Saat meri berada di rumah dan di ruangan tertentu, semua pria itu akan tersingkir ke luar rumah berjaga dan koki akan memasan di paviliun yang berada di belakang rumah. Hanya koki wanita yang akan membawa makanan itu ke dalam rumah.
Tujuannya agar meri tidak perlu kerepotan dengan berdandan seperti ia akan melakukan perjalanan jauh. Ilham tidak ingin istrinya itu merasa bahwa ia saat ini berada di rumah orang lain dan terkekang. Kebebasannya harus tetap di jaga seperti saat ia berada di izmir. Setidaknya itulah cara ilham agar istrinya itu merasa betah di rumah.
"itu ide bagus. Tapi sebaiknya nyonya memberitahu tuan terlebih dahulu" jawab bibi grace.
Dia sudah cukup belajar dari pengalaman saat pertama kali membawa meri keluar rumah tanpa izin tuannya alhasil mendapatkan kemarahan yang mengerikan dari sang tuan. Sudah cukup beruntung saat itu mereka di perintahkan menginap dihotel dan saat masalah muncul ia sudah tidak berada di tempat.
Melihat bagaimana kelamnya wajah sang tuan saat kembali tanpa nona meri d sampingnya saat itu, kali ini jika terjadi sesuatu ia tidak hanya akan mendapat kemarahan. Membayangkan hal itu, ia merasa bulu kuduknya bergidik ngeri.

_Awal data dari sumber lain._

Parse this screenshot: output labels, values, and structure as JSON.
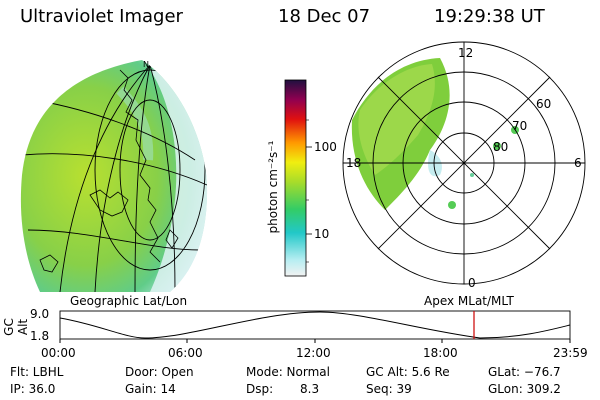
{
  "header": {
    "instrument": "Ultraviolet Imager",
    "date": "18 Dec 07",
    "time": "19:29:38 UT"
  },
  "colorbar": {
    "unit_label": "photon cm⁻²s⁻¹",
    "tick_100": "100",
    "tick_10": "10"
  },
  "polar_plot": {
    "mlt_top": "12",
    "mlt_left": "18",
    "mlt_right": "6",
    "mlt_bottom": "0",
    "lat_60": "60",
    "lat_70": "70",
    "lat_80": "80"
  },
  "captions": {
    "geographic": "Geographic Lat/Lon",
    "apex": "Apex MLat/MLT"
  },
  "timeline": {
    "y_axis_label": "GC Alt",
    "y_max": "9.0",
    "y_min": "1.8",
    "t0": "00:00",
    "t1": "06:00",
    "t2": "12:00",
    "t3": "18:00",
    "t4": "23:59",
    "marker_color": "#cc0000"
  },
  "info": {
    "flt": "Flt: LBHL",
    "door": "Door: Open",
    "mode": "Mode: Normal",
    "gcalt": "GC Alt: 5.6 Re",
    "glat": "GLat: −76.7",
    "ip": "IP: 36.0",
    "gain": "Gain: 14",
    "dsp_label": "Dsp:",
    "dsp_val": "8.3",
    "seq": "Seq: 39",
    "glon": "GLon: 309.2"
  }
}
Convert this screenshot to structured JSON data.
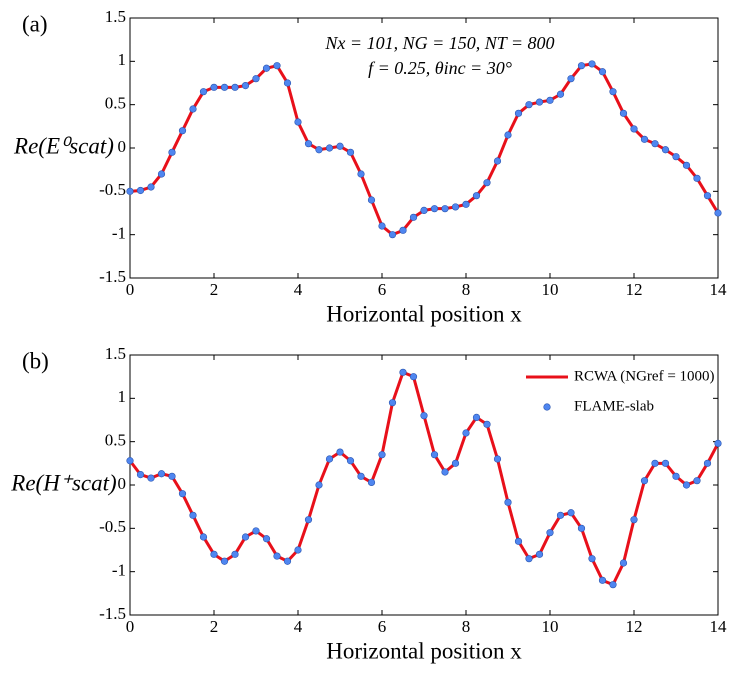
{
  "chart_data": [
    {
      "type": "line",
      "panel_label": "(a)",
      "y_label": "Re(E⁰scat)",
      "x_label": "Horizontal position x",
      "annotations": [
        "Nx = 101, NG = 150, NT = 800",
        "f = 0.25, θinc = 30°"
      ],
      "x": [
        0,
        0.25,
        0.5,
        0.75,
        1,
        1.25,
        1.5,
        1.75,
        2,
        2.25,
        2.5,
        2.75,
        3,
        3.25,
        3.5,
        3.75,
        4,
        4.25,
        4.5,
        4.75,
        5,
        5.25,
        5.5,
        5.75,
        6,
        6.25,
        6.5,
        6.75,
        7,
        7.25,
        7.5,
        7.75,
        8,
        8.25,
        8.5,
        8.75,
        9,
        9.25,
        9.5,
        9.75,
        10,
        10.25,
        10.5,
        10.75,
        11,
        11.25,
        11.5,
        11.75,
        12,
        12.25,
        12.5,
        12.75,
        13,
        13.25,
        13.5,
        13.75,
        14
      ],
      "series": [
        {
          "style": "line",
          "color": "#e8101a",
          "values": [
            -0.5,
            -0.49,
            -0.45,
            -0.3,
            -0.05,
            0.2,
            0.45,
            0.65,
            0.7,
            0.7,
            0.7,
            0.72,
            0.8,
            0.92,
            0.95,
            0.75,
            0.3,
            0.05,
            -0.02,
            0,
            0.02,
            -0.05,
            -0.3,
            -0.6,
            -0.9,
            -1,
            -0.95,
            -0.8,
            -0.72,
            -0.7,
            -0.7,
            -0.68,
            -0.65,
            -0.55,
            -0.4,
            -0.15,
            0.15,
            0.4,
            0.5,
            0.53,
            0.55,
            0.62,
            0.8,
            0.95,
            0.97,
            0.88,
            0.65,
            0.4,
            0.22,
            0.1,
            0.05,
            -0.02,
            -0.1,
            -0.2,
            -0.35,
            -0.55,
            -0.75
          ]
        },
        {
          "style": "marker",
          "color": "#4f86f0",
          "values": [
            -0.5,
            -0.49,
            -0.45,
            -0.3,
            -0.05,
            0.2,
            0.45,
            0.65,
            0.7,
            0.7,
            0.7,
            0.72,
            0.8,
            0.92,
            0.95,
            0.75,
            0.3,
            0.05,
            -0.02,
            0,
            0.02,
            -0.05,
            -0.3,
            -0.6,
            -0.9,
            -1,
            -0.95,
            -0.8,
            -0.72,
            -0.7,
            -0.7,
            -0.68,
            -0.65,
            -0.55,
            -0.4,
            -0.15,
            0.15,
            0.4,
            0.5,
            0.53,
            0.55,
            0.62,
            0.8,
            0.95,
            0.97,
            0.88,
            0.65,
            0.4,
            0.22,
            0.1,
            0.05,
            -0.02,
            -0.1,
            -0.2,
            -0.35,
            -0.55,
            -0.75
          ]
        }
      ],
      "xlim": [
        0,
        14
      ],
      "xticks": [
        0,
        2,
        4,
        6,
        8,
        10,
        12,
        14
      ],
      "ylim": [
        -1.5,
        1.5
      ],
      "yticks": [
        -1.5,
        -1,
        -0.5,
        0,
        0.5,
        1,
        1.5
      ]
    },
    {
      "type": "line",
      "panel_label": "(b)",
      "y_label": "Re(H⁺scat)",
      "x_label": "Horizontal position x",
      "legend": "upper right",
      "x": [
        0,
        0.25,
        0.5,
        0.75,
        1,
        1.25,
        1.5,
        1.75,
        2,
        2.25,
        2.5,
        2.75,
        3,
        3.25,
        3.5,
        3.75,
        4,
        4.25,
        4.5,
        4.75,
        5,
        5.25,
        5.5,
        5.75,
        6,
        6.25,
        6.5,
        6.75,
        7,
        7.25,
        7.5,
        7.75,
        8,
        8.25,
        8.5,
        8.75,
        9,
        9.25,
        9.5,
        9.75,
        10,
        10.25,
        10.5,
        10.75,
        11,
        11.25,
        11.5,
        11.75,
        12,
        12.25,
        12.5,
        12.75,
        13,
        13.25,
        13.5,
        13.75,
        14
      ],
      "series": [
        {
          "name": "RCWA (NGref = 1000)",
          "style": "line",
          "color": "#e8101a",
          "values": [
            0.28,
            0.12,
            0.08,
            0.13,
            0.1,
            -0.1,
            -0.35,
            -0.6,
            -0.8,
            -0.88,
            -0.8,
            -0.6,
            -0.53,
            -0.62,
            -0.82,
            -0.88,
            -0.75,
            -0.4,
            0,
            0.3,
            0.38,
            0.28,
            0.1,
            0.03,
            0.35,
            0.95,
            1.3,
            1.25,
            0.8,
            0.35,
            0.15,
            0.25,
            0.6,
            0.78,
            0.7,
            0.3,
            -0.2,
            -0.65,
            -0.85,
            -0.8,
            -0.55,
            -0.35,
            -0.32,
            -0.5,
            -0.85,
            -1.1,
            -1.15,
            -0.9,
            -0.4,
            0.05,
            0.25,
            0.25,
            0.1,
            0,
            0.05,
            0.25,
            0.48
          ]
        },
        {
          "name": "FLAME-slab",
          "style": "marker",
          "color": "#4f86f0",
          "values": [
            0.28,
            0.12,
            0.08,
            0.13,
            0.1,
            -0.1,
            -0.35,
            -0.6,
            -0.8,
            -0.88,
            -0.8,
            -0.6,
            -0.53,
            -0.62,
            -0.82,
            -0.88,
            -0.75,
            -0.4,
            0,
            0.3,
            0.38,
            0.28,
            0.1,
            0.03,
            0.35,
            0.95,
            1.3,
            1.25,
            0.8,
            0.35,
            0.15,
            0.25,
            0.6,
            0.78,
            0.7,
            0.3,
            -0.2,
            -0.65,
            -0.85,
            -0.8,
            -0.55,
            -0.35,
            -0.32,
            -0.5,
            -0.85,
            -1.1,
            -1.15,
            -0.9,
            -0.4,
            0.05,
            0.25,
            0.25,
            0.1,
            0,
            0.05,
            0.25,
            0.48
          ]
        }
      ],
      "xlim": [
        0,
        14
      ],
      "xticks": [
        0,
        2,
        4,
        6,
        8,
        10,
        12,
        14
      ],
      "ylim": [
        -1.5,
        1.5
      ],
      "yticks": [
        -1.5,
        -1,
        -0.5,
        0,
        0.5,
        1,
        1.5
      ]
    }
  ]
}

"dia saat ini sedang sibuk. Tidak masalah kita pergi saja, aku akan mengiriminya pesan teks bagaimana?" meri masih merayu dan tak ingin terkesan memaksakan diri.
"Nyonya, anda tidak tahu betapa marah tuan jika terjadi sesuatu pada anda di luar rumah. Tolong jangan membuat kesulitan untuk kami" bibi grace memohon dengan rasa takut tergambar jelas di wajahnya.

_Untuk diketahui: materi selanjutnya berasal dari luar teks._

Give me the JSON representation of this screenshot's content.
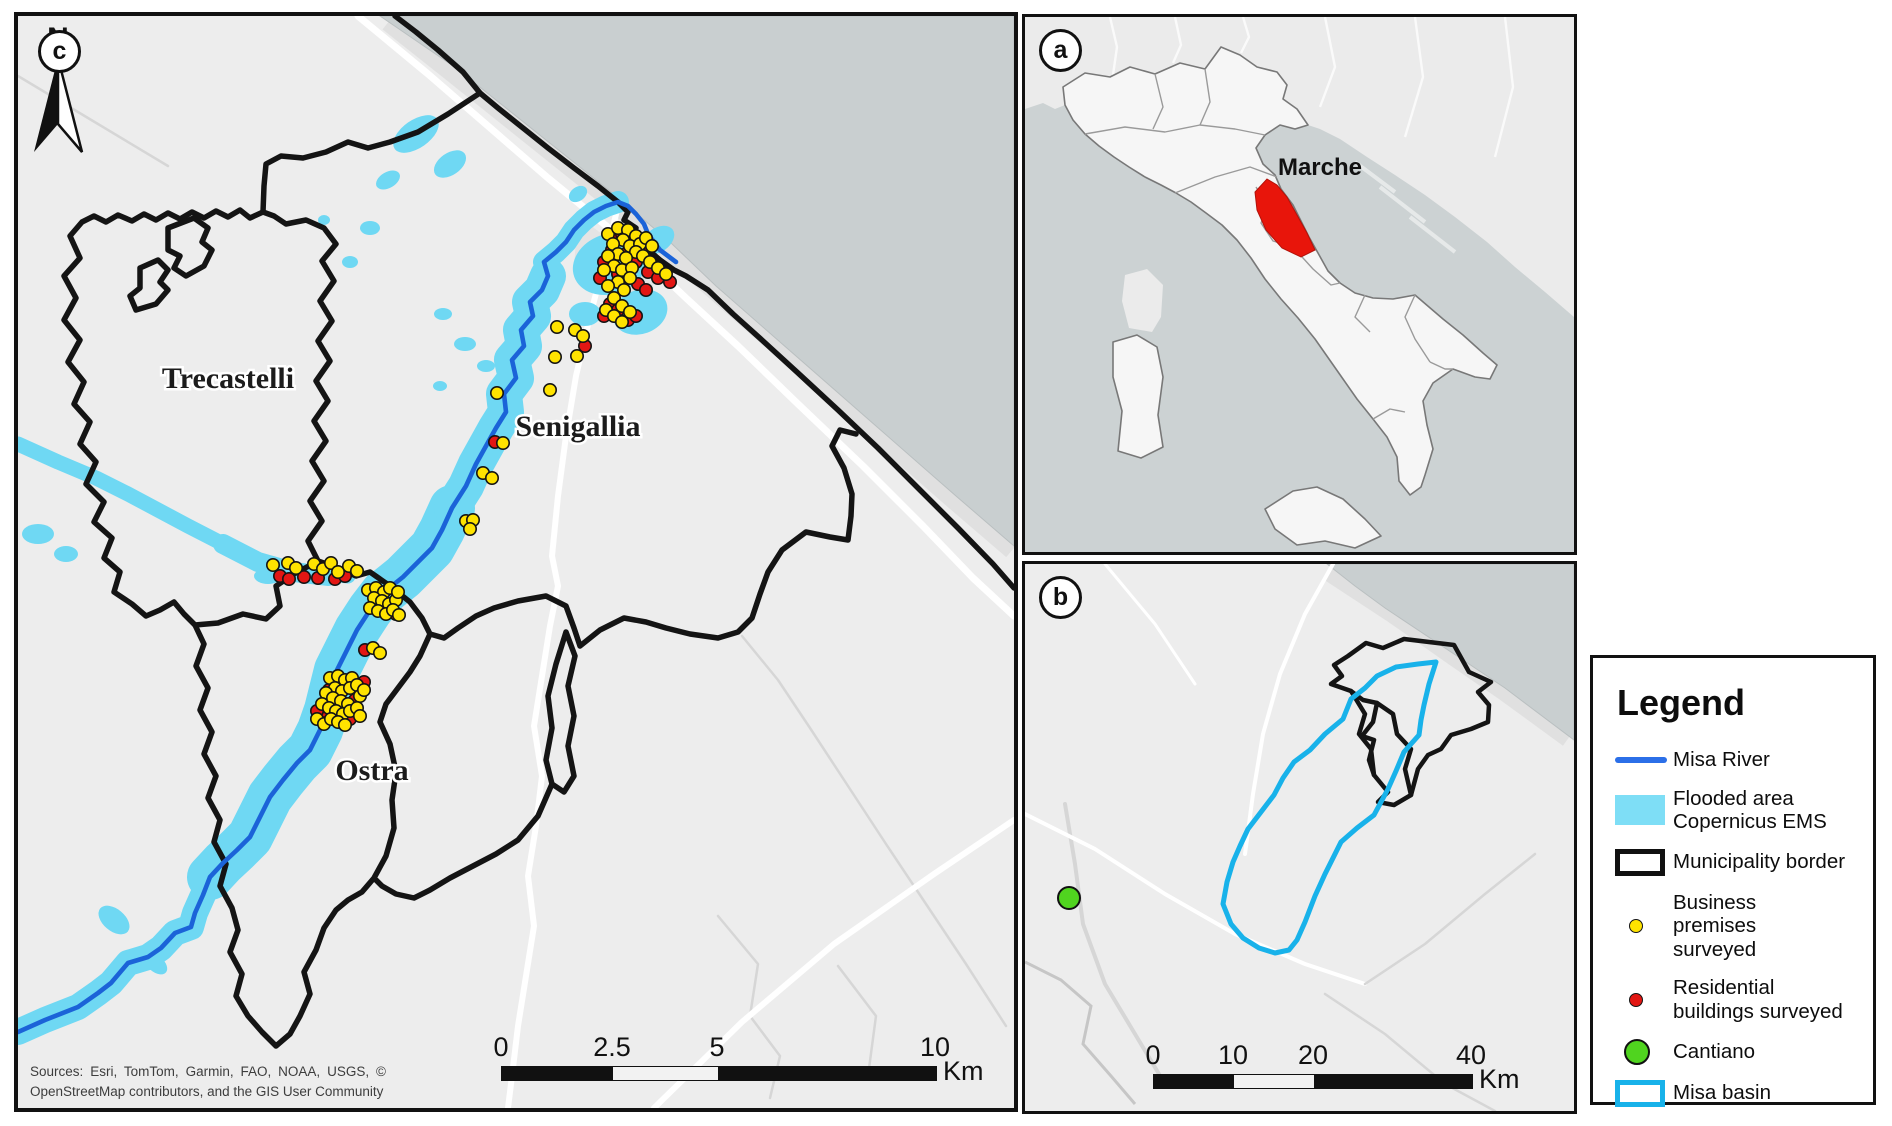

Jika meri masih berusia remaja yang beranjak dewasa ia mungkin tidak akan mengerti dengan hal itu. Usianya sudah matang begitu pula dengan pemikirannya. Dia tidak ingin apa yang terjadi di izmir terulang di paris.
Sudah cukup merasa bersalah melihat seseorang mendapat masalah karena dirinya tapi ilham tidak akan cukup dengan hal itu. Dia masih akan menghukum atau bahkan memecatnya. Bibi grace adalah asisten kepala di rumah itu serta kedekatan mereka membuat meri tidak akan memaksanya.

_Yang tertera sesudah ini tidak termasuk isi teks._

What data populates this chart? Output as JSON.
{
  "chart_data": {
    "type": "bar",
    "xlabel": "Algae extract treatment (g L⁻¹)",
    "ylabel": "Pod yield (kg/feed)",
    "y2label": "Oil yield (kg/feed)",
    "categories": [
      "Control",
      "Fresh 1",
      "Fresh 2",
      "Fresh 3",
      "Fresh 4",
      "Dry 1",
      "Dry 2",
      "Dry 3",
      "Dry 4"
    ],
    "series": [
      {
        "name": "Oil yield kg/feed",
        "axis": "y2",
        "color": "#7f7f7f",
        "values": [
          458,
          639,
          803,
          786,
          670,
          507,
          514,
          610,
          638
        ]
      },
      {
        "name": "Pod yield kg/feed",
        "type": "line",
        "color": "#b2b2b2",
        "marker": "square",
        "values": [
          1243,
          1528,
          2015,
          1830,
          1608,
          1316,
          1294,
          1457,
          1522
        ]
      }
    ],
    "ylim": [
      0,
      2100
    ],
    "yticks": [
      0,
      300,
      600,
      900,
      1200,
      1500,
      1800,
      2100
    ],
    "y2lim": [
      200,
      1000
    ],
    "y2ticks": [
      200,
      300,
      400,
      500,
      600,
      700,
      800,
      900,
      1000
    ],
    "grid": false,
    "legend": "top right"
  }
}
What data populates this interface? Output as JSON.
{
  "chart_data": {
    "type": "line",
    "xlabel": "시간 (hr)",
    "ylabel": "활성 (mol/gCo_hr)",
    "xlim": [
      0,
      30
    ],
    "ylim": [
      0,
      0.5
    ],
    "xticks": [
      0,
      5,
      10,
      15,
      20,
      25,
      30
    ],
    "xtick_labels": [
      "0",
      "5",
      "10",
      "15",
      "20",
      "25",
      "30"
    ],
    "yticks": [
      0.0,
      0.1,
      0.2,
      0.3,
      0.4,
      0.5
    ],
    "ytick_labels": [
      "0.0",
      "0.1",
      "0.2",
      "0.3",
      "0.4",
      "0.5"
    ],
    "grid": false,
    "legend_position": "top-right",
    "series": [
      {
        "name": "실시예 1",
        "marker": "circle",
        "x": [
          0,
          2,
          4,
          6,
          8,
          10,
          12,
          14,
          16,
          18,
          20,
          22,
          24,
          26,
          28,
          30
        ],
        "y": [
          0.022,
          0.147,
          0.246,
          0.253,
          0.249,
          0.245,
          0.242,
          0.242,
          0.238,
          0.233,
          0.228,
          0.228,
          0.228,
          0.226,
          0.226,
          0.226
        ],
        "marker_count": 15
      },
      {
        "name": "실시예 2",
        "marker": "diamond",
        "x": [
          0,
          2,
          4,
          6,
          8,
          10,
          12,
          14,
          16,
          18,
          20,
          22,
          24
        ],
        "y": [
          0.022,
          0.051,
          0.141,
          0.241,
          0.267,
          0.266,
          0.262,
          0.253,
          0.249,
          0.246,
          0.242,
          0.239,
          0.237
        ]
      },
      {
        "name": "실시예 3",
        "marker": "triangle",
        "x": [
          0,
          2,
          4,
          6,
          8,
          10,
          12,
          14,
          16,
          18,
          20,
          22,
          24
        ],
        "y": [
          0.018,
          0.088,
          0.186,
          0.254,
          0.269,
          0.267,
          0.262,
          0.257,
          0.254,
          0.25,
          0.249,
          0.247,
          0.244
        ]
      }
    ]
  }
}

Tak ada pilihan, meri hanya mengangguk kemudian menulis pesan teks untuk ilham. Tidak panjang ataupun bertele-tele. Hanya dua kata yang tercetak dengan huruf kapital seakan mengisyaratkan sesuatu yang urgen.
"PULANG SEKARANG"
Di tempat lain melihat dua kata itu terpempang di layar ponselnya, ilham segera mengakhiri rapat dan pergi tanpa memberi penjelasan apapun. Saat seperti ini adalah tugas asistennya.
"hari ini prof ilham sedang tidak enak badan jadi dia memutuskan untuk kembali ke rumah. Kita akan melanjutkannya besok" ujar asisten ilham.
Seisi ruangan penuh dengan desahan nafas panjang seakan tidak rela jika rapat berakhir tanpa ada kesimpulan tapi itulah cara kerja sang direktur. Ia akan datang saat ia mau dan akan pergi jika di ingin. Tak ada seorangpun yang berani untuk membantah perkataannya atau keberatan dengan sikapnya.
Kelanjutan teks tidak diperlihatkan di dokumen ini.